Much colder weather will spread into Dakotas, Montana, and Wyoming. With more than 16 °C colder than normal 850 mbar temperature over Wyoming.

Temperatures should again climb into the upper 30s C (96-100F) across Colorado and Kansas. The arriving much colder weather is already seen further north.

Tuesday, Sept 8th


Tuesday will bring a drastic and extreme change in weather. A very strong cold front brings winter weather and *much* lower temperatures deep south into central and High plains. A large cold pool will rapidly spread towards Colorado and Kansas.

While the hot weather will maintain further south, temperatures are expected to push below zero C (32F) by Tuesday evening into Wednesday morning.

Wednesday, Sept 9th


Very cold weather will continue through mid-week, gradually spreading towards the south into Oklahoma, Texas Panhandle, and New Mexico states.

According to the NWS Cheyenne, Wyoming, the “Cold Arctic air mass in the wake of the low will turn the area thermostat down quite considerably with record low temps possible Wednesday morning and widespread frost potential”.

Morning temperatures in Wyoming should push close to -10 °C (mid 15F) on Wednesday morning.

The core of the cold pool with the lowest temperature anomalies will remain over Colorado. Snowfall will be occurring.

Attached is the animation of 850 mbar temperature anomaly, 2 m temperature and snow accumulation along the intense cold outbreak across the United States. Maps were produced by ECMWF model, source:

Temperatures are expected to drop for more than 35 °C (almost 70F) in just 36 hours period – between Monday afternoon and Tuesday evening. The attached GFS model Meteogram cross-section chart reveals this obvious extreme temperature drop. From around 32 °C (90F) on Monday to around -5 °C (23F).

The bottom part of the chart is also hinting some precipitation, therefore snowfall is very likely to occur as well. Snow will cover the foothills and mountains while snow is also likely to be falling across the city of Denver. And some accumulation is possible.

20-40 cm (10-15 inches) of snow possible


The ECMWF model is the most aggressive with the snow amounts, potentially with 20-40 cm (10-15 inches) from Wyoming across Colorado foothills into northern New Mexico. 

The GFS model is a bit less robust with high snow amounts but does a chance of snow also towards the Texas/Oklahoma Panhandle and also western Kansas.

It is quite possible than snowfall will also spread further south across Colorado and reach New Mexico state as well. Higher elevations of these states surely will play a role. And indeed such a cold outbreak.

Overall potentially hints that 10-20 cm will be possible in the higher elevations, but also is some spots on the plains.

The cold pool will remain over the region for a few days, likely up until the next weekend. The coldest days are expected to be Wednesday and Thursday. Both with quite cold windchills for early September.

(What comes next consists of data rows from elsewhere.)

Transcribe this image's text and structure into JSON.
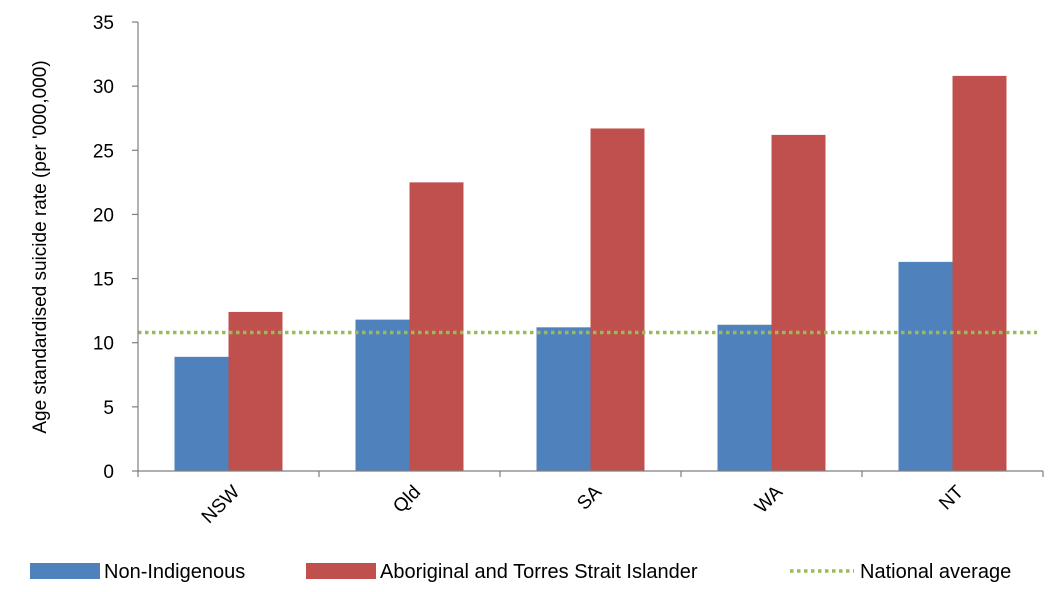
{
  "chart_data": {
    "type": "bar",
    "title": "",
    "xlabel": "",
    "ylabel": "Age standardised suicide rate (per '000,000)",
    "ylim": [
      0,
      35
    ],
    "yticks": [
      0,
      5,
      10,
      15,
      20,
      25,
      30,
      35
    ],
    "categories": [
      "NSW",
      "Qld",
      "SA",
      "WA",
      "NT"
    ],
    "series": [
      {
        "name": "Non-Indigenous",
        "color": "#4f81bd",
        "values": [
          8.9,
          11.8,
          11.2,
          11.4,
          16.3
        ]
      },
      {
        "name": "Aboriginal and Torres Strait Islander",
        "color": "#c0504d",
        "values": [
          12.4,
          22.5,
          26.7,
          26.2,
          30.8
        ]
      }
    ],
    "reference_lines": [
      {
        "name": "National average",
        "value": 10.8,
        "color": "#9bbb59",
        "style": "dotted"
      }
    ],
    "grid": false,
    "legend_position": "bottom"
  }
}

What is a cold wave/outbreak?


A cold wave (known in some regions as a cold spell) is a weather phenomenon that is distinguished by a cooling of the air.

If the weather change brings a much more significant air mass than normal and has a sufficient magnitude and duration, the wave is classified as a cold air outbreak.

Cold weather outbreaks are often spreading across the Continental US and Canada, but also across Europe.



The end of summer 2020 and the early meteorological Fall season will introduce a very significant and locally a historic temperature change and early September snow. An intense cold outbreak spreads from Canada into the United States on Tuesday.

It will bring the first morning frosts and quite some fresh snow over the High Plains from Wyoming, across Colorado to New Mexico.